Un complément sur ce dossier sans l'aborder sur le fond. Je prends acte aujourd'hui du v?u déposé, voté à l'unanimité par le Conseil du 14e arrondissement.
Je voulais simplement attirer votre attention non pas tant sur un problème d'expulsion stricto sensu puisque nous ne sommes qu'au début d'une procédure, mais sur le péril : ce bâtiment est dans un état relativement dégradé. Dans ce domaine, nous nous devons tous d'être vigilants quant à la sécurité des personnes qui l'occupent.
Un processus de relogement est lancé, je m'en félicite. Je souhaiterais que nous puissions ensemble rester très attentifs à ce que la sécurité de ces personnes ne soit à aucun moment mise en danger.
M. Christophe CARESCHE, adjoint, président. - M. CASTAGNOU rapidement.
M. Pierre CASTAGNOU, maire du 14e arrondissement. - J'ai pris bonne note de ce que nous a dit M. Jean-Yves MANO. Cela dit, parmi les bailleurs qui peuvent participer aux relogements, il y a des bailleurs sociaux entièrement privés où siègent certaines associations qui ont accepté d'étudier ces différentes demandes de relogement.
Deuxième point, je m'adresse là au Représentant de M. le Préfet, vous faites allusion à un bâtiment, un sur plusieurs, qui est celui de la ferme Montsouris.
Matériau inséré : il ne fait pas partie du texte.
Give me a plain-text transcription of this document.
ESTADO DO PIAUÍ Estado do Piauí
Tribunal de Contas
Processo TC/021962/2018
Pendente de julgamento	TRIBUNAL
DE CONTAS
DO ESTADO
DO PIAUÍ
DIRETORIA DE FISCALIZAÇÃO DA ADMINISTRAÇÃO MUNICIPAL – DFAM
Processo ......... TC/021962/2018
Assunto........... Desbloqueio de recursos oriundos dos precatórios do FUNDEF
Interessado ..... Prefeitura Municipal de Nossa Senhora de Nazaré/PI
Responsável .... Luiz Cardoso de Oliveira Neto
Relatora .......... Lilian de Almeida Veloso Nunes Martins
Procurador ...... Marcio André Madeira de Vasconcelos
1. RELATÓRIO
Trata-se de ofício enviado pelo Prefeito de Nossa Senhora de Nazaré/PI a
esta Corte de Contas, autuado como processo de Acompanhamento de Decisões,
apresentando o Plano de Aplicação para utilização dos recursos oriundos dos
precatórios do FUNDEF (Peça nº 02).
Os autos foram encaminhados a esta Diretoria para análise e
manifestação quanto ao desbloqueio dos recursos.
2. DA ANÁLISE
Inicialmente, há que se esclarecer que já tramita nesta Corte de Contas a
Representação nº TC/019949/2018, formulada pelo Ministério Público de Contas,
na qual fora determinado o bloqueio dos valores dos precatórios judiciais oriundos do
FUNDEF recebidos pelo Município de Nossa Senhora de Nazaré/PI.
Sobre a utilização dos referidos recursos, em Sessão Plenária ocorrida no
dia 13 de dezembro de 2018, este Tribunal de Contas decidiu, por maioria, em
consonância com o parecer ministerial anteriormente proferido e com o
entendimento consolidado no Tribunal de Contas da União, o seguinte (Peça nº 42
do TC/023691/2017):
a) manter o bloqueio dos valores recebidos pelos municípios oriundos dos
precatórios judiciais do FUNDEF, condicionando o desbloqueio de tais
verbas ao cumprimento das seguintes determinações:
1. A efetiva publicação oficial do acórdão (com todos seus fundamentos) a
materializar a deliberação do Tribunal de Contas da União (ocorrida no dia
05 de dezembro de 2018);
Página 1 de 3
Je sais que le Préfet de police a écrit au promoteur propriétaire pour attirer son attention sur le danger que présente ce bâtiment pour les deux occupants.
Nous allons effectivement examiner la possibilité de reloger, même sur place, ces deux personnes afin que le propriétaire n'encoure pas de responsabilité pénale en la matière afin d'éviter éventuellement ce qui pourrait être un drame humain si ce bâtiment s'effondrait.
M. Christophe CARESCHE, adjoint, président. - Je mets aux voix, à main levée, le v?u.
Qui est pour ?
Qui est contre ?
Abstentions ?
Le v?u est adopté. (2003, V. 74).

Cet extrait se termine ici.